Before creating the visuals, I seperate H.C. Andersen’s text by sentiment values and then arranged them in descending order, limiting the results to only 5.
books_pos <- books_sentiment %>%
filter(sentiment=="positive") %>%
arrange(desc(n)) %>%
head(5)
books_neg <- books_sentiment %>%
filter(sentiment == "negative") %>%
arrange(desc(n)) %>%
head(5)
top_five <- bind_rows(books_pos, books_neg)
An interesting observation is that, with the exception of the lower two variables, the top 3 books that contain negative works also appears in the same order for containing the most positive words.
ggplot(top_five,mapping = aes(x = reorder(book, desc(n)), y = n)) +
geom_col() +
facet_grid(~sentiment,scales = "free") +
theme(axis.text.x = element_text(size = 6))
The amount of total negative words in the author’s collection exceeds the total positive words found.
Lex_DictionaryGI %>%
count(sentiment)
## sentiment n
## 1 negative 2005
## 2 positive 1637
Looking at the most frequent words that appeared in the text as well as it’s paired sentiment value, I was suprised by some of the labeling such as “stood” being assigned as positive, and “hand” as negative. I’m interested about the context in which the words appear. That likely played an impact in their sentiment assignment.

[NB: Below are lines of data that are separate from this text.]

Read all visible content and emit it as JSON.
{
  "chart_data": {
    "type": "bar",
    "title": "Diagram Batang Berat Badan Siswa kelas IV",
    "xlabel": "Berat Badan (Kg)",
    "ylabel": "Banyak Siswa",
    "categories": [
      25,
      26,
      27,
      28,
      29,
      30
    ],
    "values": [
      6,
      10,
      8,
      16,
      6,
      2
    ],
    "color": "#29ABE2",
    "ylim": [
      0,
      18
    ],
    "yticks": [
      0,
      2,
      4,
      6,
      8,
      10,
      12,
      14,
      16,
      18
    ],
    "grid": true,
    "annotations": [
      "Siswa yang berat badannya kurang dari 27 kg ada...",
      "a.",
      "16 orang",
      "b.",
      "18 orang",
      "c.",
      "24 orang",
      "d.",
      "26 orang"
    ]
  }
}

dictGI_count <- tidy_hcane %>%
inner_join(Lex_DictionaryGI) %>%
count(word, sentiment, sort = TRUE) %>%
ungroup()
## Joining, by = "word"
dictGI_count
## # A tibble: 1,654 x 3
## word sentiment n
## <chr> <chr> <int>
## 1 stood positive 532
## 2 home positive 435
## 3 heart positive 355
## 4 lay negative 347
## 5 poor negative 336
## 6 hand negative 285
## 7 hand positive 285
## 8 light positive 257
## 9 round positive 250
## 10 dead negative 243
## # ... with 1,644 more rows
We can see in the visuals, that despite negative words appearing more frequently in the text, a positive word (“stood”) appear the most, when comparing both sentiments.
dictGI_count %>%
group_by(sentiment) %>%
slice_max(n, n = 10) %>%
ungroup() %>%
mutate(word = reorder(word, n)) %>%
ggplot(aes(n, word, fill = sentiment)) +
geom_col(show.legend = FALSE) +
facet_wrap(~sentiment, scales = "free_y") +
labs(x = "Sentiment Analysis",
y = NULL)